Sırtında rengi atmış, sarı mıdır, yeşil midir, anlaşılmayacak kadar kirli, kimi yeri yamalı, kimi yeri sökük ve yırtık bir derviş cübbesi ve onun altında da, her haliyle cübbeye uygun olan bir entari; başında pis bir takke ve ona göre de bir sarık; yüz göz, pislikte, üstünden başından beter; surat, kirden ve pislikten keçeleşmiş gibi duran uzun bir sakal ile kaplı, bıyıkları da kirli bir süpürge şeklinde aşağı doğru sarkarak, erebildiği yerlere kadar bu sakal ile sarmaş dolaş. İçi, sanki, dışına çevrilmişti murdar herifin.
O, kasabaya gelir gelmez, doğruca, Rum mahallesindeki meyhanelerden birine konmuş ve orada konaklamıştı. Meyhaneler, o zamana kadar bir mislini daha görmedikleri bu konuklarına, kucak açtılar. "Baba efendi" Rum azmanlarının, Yunan askerlerinin arasında masa masa dolaşır, içilen içkinin nevine göre, kadeh kadeh, bardak bardak, atiyeler, ikramlar toplardı.
Meyhane kapısından içeri dalarken, bir elini göğsüne bastırarak "Destur" makamında bir "Zito" çeker ve önüne gelen masaya çökerdi. "Eh, yeter artık Baba efendi, biraz da geç başka tarafa" denilinceye kadar o masada nasip aldıktan sonra, öteki masaya giderdi. Her masayı birer birer dolaştıktan sonra kapıdan çıkarken de, geri dönüp lütufkârlarına karşı bir "Eyvallah" çekip sendil pündül, giderdi öteki meyhaneye. Geceleri, hangi meyhanede yıkılırsa, orada serilir kalırdı. Bu rezaletleri yetmiyormuş gibi, meydanlarda, Yunan askerlerinin arasına karışır, bizlere karşı "Yuha" manasına gelen "Zito" naraları arasında, saatlerce hora teperdi.

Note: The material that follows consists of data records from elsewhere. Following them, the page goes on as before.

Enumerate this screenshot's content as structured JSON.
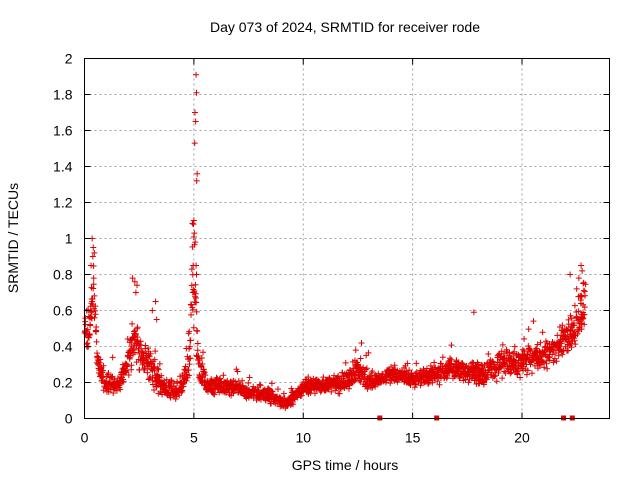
{
  "chart_data": {
    "type": "scatter",
    "title": "Day 073 of 2024, SRMTID for receiver rode",
    "xlabel": "GPS time / hours",
    "ylabel": "SRMTID / TECUs",
    "xlim": [
      0,
      24
    ],
    "ylim": [
      0,
      2
    ],
    "xticks": [
      0,
      5,
      10,
      15,
      20
    ],
    "yticks": [
      0,
      0.2,
      0.4,
      0.6,
      0.8,
      1,
      1.2,
      1.4,
      1.6,
      1.8,
      2
    ],
    "ytick_labels": [
      "0",
      "0.2",
      "0.4",
      "0.6",
      "0.8",
      "1",
      "1.2",
      "1.4",
      "1.6",
      "1.8",
      "2"
    ],
    "xtick_labels": [
      "0",
      "5",
      "10",
      "15",
      "20"
    ],
    "grid": true,
    "marker": "plus",
    "color": "#e00000",
    "series_profile": [
      {
        "x": 0.0,
        "y": 0.5,
        "spread": 0.12
      },
      {
        "x": 0.2,
        "y": 0.45,
        "spread": 0.1
      },
      {
        "x": 0.4,
        "y": 0.75,
        "spread": 0.25
      },
      {
        "x": 0.6,
        "y": 0.3,
        "spread": 0.1
      },
      {
        "x": 1.0,
        "y": 0.2,
        "spread": 0.08
      },
      {
        "x": 1.5,
        "y": 0.17,
        "spread": 0.07
      },
      {
        "x": 2.0,
        "y": 0.32,
        "spread": 0.12
      },
      {
        "x": 2.3,
        "y": 0.45,
        "spread": 0.2
      },
      {
        "x": 2.6,
        "y": 0.35,
        "spread": 0.15
      },
      {
        "x": 3.0,
        "y": 0.3,
        "spread": 0.15
      },
      {
        "x": 3.5,
        "y": 0.18,
        "spread": 0.08
      },
      {
        "x": 4.0,
        "y": 0.15,
        "spread": 0.07
      },
      {
        "x": 4.5,
        "y": 0.18,
        "spread": 0.08
      },
      {
        "x": 4.8,
        "y": 0.35,
        "spread": 0.2
      },
      {
        "x": 5.0,
        "y": 0.9,
        "spread": 0.5
      },
      {
        "x": 5.2,
        "y": 0.3,
        "spread": 0.15
      },
      {
        "x": 5.6,
        "y": 0.18,
        "spread": 0.07
      },
      {
        "x": 6.5,
        "y": 0.18,
        "spread": 0.07
      },
      {
        "x": 7.5,
        "y": 0.15,
        "spread": 0.06
      },
      {
        "x": 8.5,
        "y": 0.13,
        "spread": 0.06
      },
      {
        "x": 9.2,
        "y": 0.08,
        "spread": 0.04
      },
      {
        "x": 10.0,
        "y": 0.18,
        "spread": 0.07
      },
      {
        "x": 11.0,
        "y": 0.18,
        "spread": 0.07
      },
      {
        "x": 12.0,
        "y": 0.2,
        "spread": 0.08
      },
      {
        "x": 12.5,
        "y": 0.28,
        "spread": 0.1
      },
      {
        "x": 13.0,
        "y": 0.2,
        "spread": 0.08
      },
      {
        "x": 14.0,
        "y": 0.24,
        "spread": 0.06
      },
      {
        "x": 15.0,
        "y": 0.22,
        "spread": 0.06
      },
      {
        "x": 16.0,
        "y": 0.25,
        "spread": 0.08
      },
      {
        "x": 17.0,
        "y": 0.28,
        "spread": 0.08
      },
      {
        "x": 18.0,
        "y": 0.25,
        "spread": 0.1
      },
      {
        "x": 19.0,
        "y": 0.3,
        "spread": 0.1
      },
      {
        "x": 20.0,
        "y": 0.32,
        "spread": 0.1
      },
      {
        "x": 21.0,
        "y": 0.35,
        "spread": 0.1
      },
      {
        "x": 21.5,
        "y": 0.38,
        "spread": 0.1
      },
      {
        "x": 22.0,
        "y": 0.45,
        "spread": 0.12
      },
      {
        "x": 22.5,
        "y": 0.5,
        "spread": 0.15
      },
      {
        "x": 22.8,
        "y": 0.6,
        "spread": 0.22
      }
    ],
    "spikes": [
      {
        "x": 0.35,
        "y": 1.0
      },
      {
        "x": 0.4,
        "y": 0.95
      },
      {
        "x": 0.45,
        "y": 0.92
      },
      {
        "x": 0.38,
        "y": 0.9
      },
      {
        "x": 0.3,
        "y": 0.85
      },
      {
        "x": 0.42,
        "y": 0.78
      },
      {
        "x": 0.35,
        "y": 0.65
      },
      {
        "x": 2.2,
        "y": 0.78
      },
      {
        "x": 2.3,
        "y": 0.76
      },
      {
        "x": 2.4,
        "y": 0.74
      },
      {
        "x": 2.35,
        "y": 0.7
      },
      {
        "x": 3.25,
        "y": 0.65
      },
      {
        "x": 3.3,
        "y": 0.55
      },
      {
        "x": 3.1,
        "y": 0.6
      },
      {
        "x": 5.1,
        "y": 1.91
      },
      {
        "x": 5.12,
        "y": 1.81
      },
      {
        "x": 5.05,
        "y": 1.7
      },
      {
        "x": 5.08,
        "y": 1.65
      },
      {
        "x": 5.04,
        "y": 1.53
      },
      {
        "x": 5.15,
        "y": 1.36
      },
      {
        "x": 5.13,
        "y": 1.32
      },
      {
        "x": 5.0,
        "y": 1.1
      },
      {
        "x": 4.98,
        "y": 1.08
      },
      {
        "x": 5.02,
        "y": 1.03
      },
      {
        "x": 5.06,
        "y": 0.98
      },
      {
        "x": 5.1,
        "y": 0.85
      },
      {
        "x": 5.12,
        "y": 0.8
      },
      {
        "x": 4.95,
        "y": 0.7
      },
      {
        "x": 12.4,
        "y": 0.38
      },
      {
        "x": 17.8,
        "y": 0.59
      },
      {
        "x": 22.2,
        "y": 0.8
      },
      {
        "x": 22.7,
        "y": 0.85
      },
      {
        "x": 22.75,
        "y": 0.82
      },
      {
        "x": 22.6,
        "y": 0.78
      },
      {
        "x": 22.8,
        "y": 0.75
      },
      {
        "x": 22.5,
        "y": 0.72
      },
      {
        "x": 22.65,
        "y": 0.68
      }
    ],
    "x_end": 22.9,
    "gap_markers_x": [
      13.5,
      16.1,
      21.9,
      22.3
    ]
  }
}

Yunanlar ve Rumlar, ellerine geçen bu gönüllü maskara ve rezile yüz verir, onu, büsbütün azdırırlardı ve bu suretle, elleriyle, dilleriyle bizlere yaptıkları hakaretleri, bununla tamamlıyor olmaktan ayrıca bir zevk duyarlardı.
Zavallı İslâmcıklar, zaten kan ağlayıp dururken, üstelik, bu rezilin yaptıklarından dolayı da, yerlerin dibine geçiyorlardı. Fakat, ona bir şey yapamaz, bir şey söyleyemezlerdi.
Bir gün, mecburi olarak, bir iş için kasabaya gitmiştim. Geniş bir meydanın kenarındaki ıssız bir kahvenin dışında yalnız başıma oturmuş, önümden akan ırmağa bakarak "Nedir başımıza gelenler?... Ne idik, ne olduk, daha da neler olacağız Yarabbi?..." diye düşünüyordum. Epeyce dalmışım.
O sırada, arkamdan bir elin, okşar gibi, hafif hafif sırtıma vurmasıyla irkildim ve omuzumun üstünden geriye doğru baktım; bir de ne göreyim?.. Etrafa musibet saçan o lanet herif değil mi? Derhal kaşlarımı çattım, suratımı astım "ne istiyorsun?" der gibi sert sert yüzüne baktım.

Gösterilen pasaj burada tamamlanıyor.